Selon les analystes de Jefferies qui évaluent à 90 milliards d’euros le volant d’achats concernés par cet accord, l’alliance des deux chaînes pourrait leur permettre de réaliser près de 430 millions d’euros d’économies.

Alors qu’elles représentent près de la moitié de l’offre de Tesco, les marques distributeur ne représentent que 25 % de l’activité de Carrefour. Mais ce dernier espère que ce partenariat portera cette proportion à 33 %.

Casino, Auchan et Métro

Vendredi dernier, deux autres enseignes françaises de la grande distribution, Casino et Auchan, ont annoncé qu’elles s’étaient associées de manière similaire à l'allemand Metro qui exploite des cash and carry et la chaîne de supermarchés Real. 

Par ailleurs, depuis le début de cette année, Carrefour a signé deux autres partenariats d’ampleur avec le Chinois Tencent et l’Américain Google pour développer ses ventes de commerce électronique. Depuis 6 mois, le distributeur s’est lancé dans un vaste plan de restructuration. En avril, il a annoncé une baisse de 2,4 % de son chiffre d'affaires pour le premier trimestre, et l’a justifiée par des pertes de change, des marchés globalement moins porteurs et la forte pression concurrentielle.

Lidl, Aldi... et Amazon

Le secteur de l'alimentation traverse actuellement une période de forte évolution. Les grandes chaînes de supermarchés traditionnels sont de plus en plus confrontées à la concurrence croissante des chaînes d’épicerie discount Lidl et Aldi au cours des dernières années. Selon Euromonitor International, Carrefour et Tesco cumuleront 8 % du marché de l'alimentaire en Europe de l'Ouest, devant le propriétaire de Lidl, qui en détient 6 % et le groupe Aldi, qui en détient 5 %.

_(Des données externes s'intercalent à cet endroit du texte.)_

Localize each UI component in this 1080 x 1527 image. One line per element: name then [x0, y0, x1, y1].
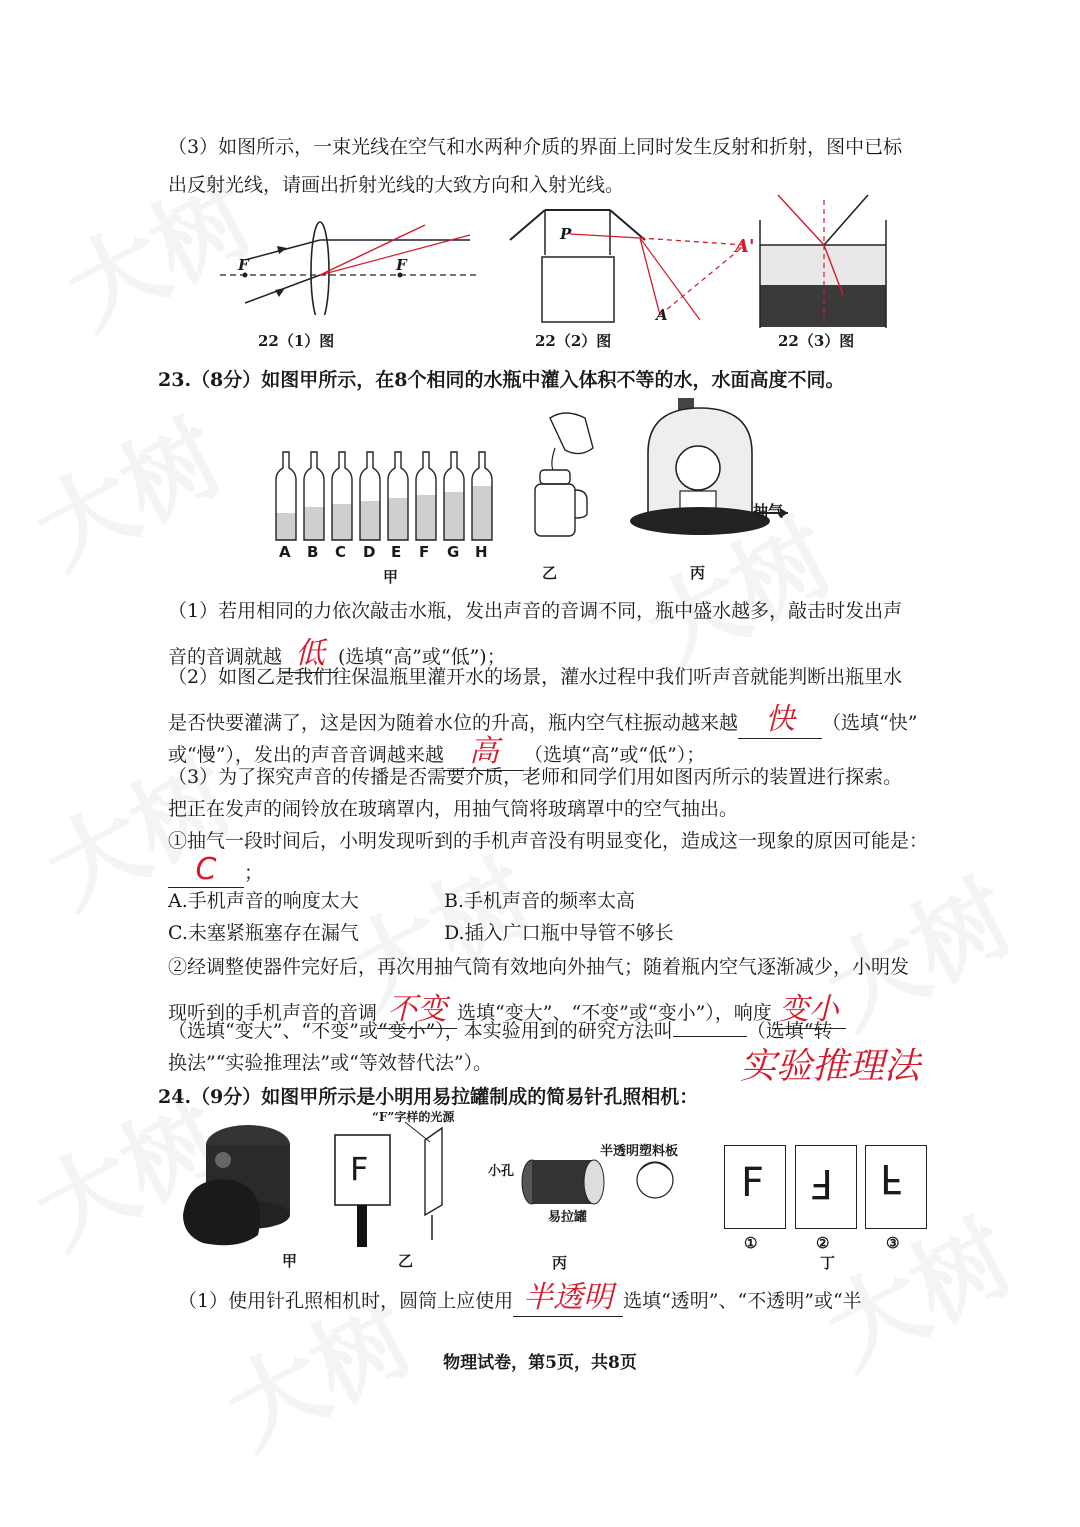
q24-label-screen: 半透明塑料板	[600, 1144, 679, 1159]
q23-p3-sub1-answer-blank[interactable]	[168, 852, 244, 888]
bottle-b	[304, 452, 324, 540]
q24-source-label: “F”字样的光源	[372, 1110, 455, 1124]
q23-p2-text-a: 是否快要灌满了，这是因为随着水位的升高，瓶内空气柱振动越来越	[168, 712, 739, 734]
q23-p3-line1: （3）为了探究声音的传播是否需要介质，老师和同学们用如图丙所示的装置进行探索。	[168, 766, 903, 788]
fig22-1-caption: 22（1）图	[258, 332, 335, 350]
q23-p3-sub1-end: ；	[244, 862, 264, 884]
q22-part3-line2: 出反射光线，请画出折射光线的大致方向和入射光线。	[168, 174, 625, 196]
bottle-label-d: D	[363, 543, 376, 561]
q24-option-2-letter: F	[810, 1160, 834, 1206]
q24-option-3-label: ③	[886, 1234, 900, 1252]
q23-p3-sub2-line4: 换法”“实验推理法”或“等效替代法”）。	[168, 1052, 493, 1074]
q23-p3-sub2-answer1: 不变	[387, 992, 448, 1027]
fig22-1-focus-left: F	[238, 256, 249, 274]
fig22-2-caption: 22（2）图	[535, 332, 612, 350]
bottle-label-b: B	[307, 543, 319, 561]
q23-p3-sub2-line3	[168, 1016, 833, 1043]
q24-p1-answer: 半透明	[523, 1280, 614, 1315]
q23-p3-sub2-line1: ②经调整使器件完好后，再次用抽气筒有效地向外抽气；随着瓶内空气逐渐减少，小明发	[168, 956, 910, 978]
page-footer: 物理试卷，第5页，共8页	[443, 1353, 637, 1373]
q24-pinhole-camera-figure	[520, 1150, 700, 1220]
q23-bottle-labels	[270, 543, 515, 563]
q23-option-c: C.未塞紧瓶塞存在漏气	[168, 922, 359, 944]
q24-source-letter: F	[350, 1150, 369, 1188]
bottle-water	[472, 486, 492, 540]
q23-p2-answer1-blank[interactable]	[738, 694, 822, 739]
q24-light-source-figure	[330, 1120, 455, 1250]
bottle-water	[276, 513, 296, 540]
q23-p1-text-a: 音的音调就越	[168, 646, 283, 668]
q24-label-hole: 小孔	[488, 1164, 515, 1179]
q23-fig-bing: 丙	[690, 564, 706, 582]
q24-p1-text-b: 选填“透明”、“不透明”或“半	[623, 1290, 862, 1312]
bottle-water	[360, 501, 380, 540]
q24-fig-bing: 丙	[552, 1254, 568, 1272]
bottle-d	[360, 452, 380, 540]
fig22-2-mirror-diagram	[500, 200, 760, 325]
bottle-e	[388, 452, 408, 540]
bottle-water	[332, 504, 352, 540]
q22-part3-line1: （3）如图所示，一束光线在空气和水两种介质的界面上同时发生反射和折射，图中已标	[168, 136, 903, 158]
q23-option-d: D.插入广口瓶中导管不够长	[444, 922, 674, 944]
q23-p3-sub2-text-b: 选填“变大”、“不变”或“变小”），响度	[457, 1002, 772, 1024]
bottle-label-g: G	[447, 543, 460, 561]
q23-p2-line1: （2）如图乙是我们往保温瓶里灌开水的场景，灌水过程中我们听声音就能判断出瓶里水	[168, 666, 903, 688]
bottle-a	[276, 452, 296, 540]
bottle-h	[472, 452, 492, 540]
fig22-2-label-a: A	[656, 306, 668, 324]
q23-p3-sub1-answer: C	[195, 852, 217, 887]
q24-option-2-label: ②	[816, 1234, 830, 1252]
q23-fig-yi: 乙	[542, 564, 558, 582]
fig22-3-caption: 22（3）图	[778, 332, 855, 350]
fig22-1-lens-diagram	[215, 215, 485, 315]
q23-p2-text-b: （选填“快”	[822, 712, 918, 734]
q23-p2-answer1: 快	[765, 702, 796, 737]
q23-bottles-figure	[270, 450, 515, 542]
q23-fig-jia: 甲	[383, 568, 399, 586]
q24-option-1-letter: F	[741, 1160, 765, 1206]
bottle-water	[444, 492, 464, 540]
q23-p3-sub2-answer3: 实验推理法	[740, 1046, 921, 1087]
q23-p3-sub2-answer3-blank[interactable]	[673, 1036, 747, 1037]
q24-p1-text-a: （1）使用针孔照相机时，圆筒上应使用	[178, 1290, 514, 1312]
bottle-f	[416, 452, 436, 540]
q24-option-1-label: ①	[744, 1234, 758, 1252]
q23-p3-sub1: ①抽气一段时间后，小明发现听到的手机声音没有明显变化，造成这一现象的原因可能是：	[168, 830, 929, 852]
q24-label-can: 易拉罐	[548, 1210, 588, 1225]
q23-option-a: A.手机声音的响度太大	[168, 890, 359, 912]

Et maintenant, c’est le géant du commerce électronique qui a débuté des incursions sur leurs chasses gardées, et qui menace de plus en plus d’y prendre fermement position. 

L'année dernière, Amazon a acquis la chaîne d’épicerie haut de gamme américaine Whole Foods. Au Royaume-Uni, le géant propose déjà toute une gamme de produits alimentaires par le biais de son service Amazon Fresh, même s’il ne dessert actuellement que Londres et sa banlieue, et certaines parties du Sud-Est de l’Angleterre. Au printemps, il a annoncé qu’elle envisageait de lancer ce service à Paris. 

Amazon, le tueur de grandes surfaces ?

Il y a deux ans, Jacques-Antoine Granjon, PDG du site de commerce électronique Vente-privée.com, avait prédit qu'Amazon allait éliminer les grands acteurs de la grande distribution : "Aujourd’hui, je me rends compte qu'Amazon va tuer les distributeurs. Oh, pas demain, pas dans dix ans, mais à terme, tous les grands groupes qui aujourd’hui font de la distribution classique, vont mourir". Il expliquait qu'Amazon réalise des pertes avec la vente en ligne, mais que celles-ci sont de plus en plus compensées avec les recettes liées aux services de “Cloud”. “Si une entreprise de la distribution veut faire du dumping contre Amazon, ils ont 5% ou 6% de marge, ils ne peuvent pas le faire très longtemps”, analyse-t-il.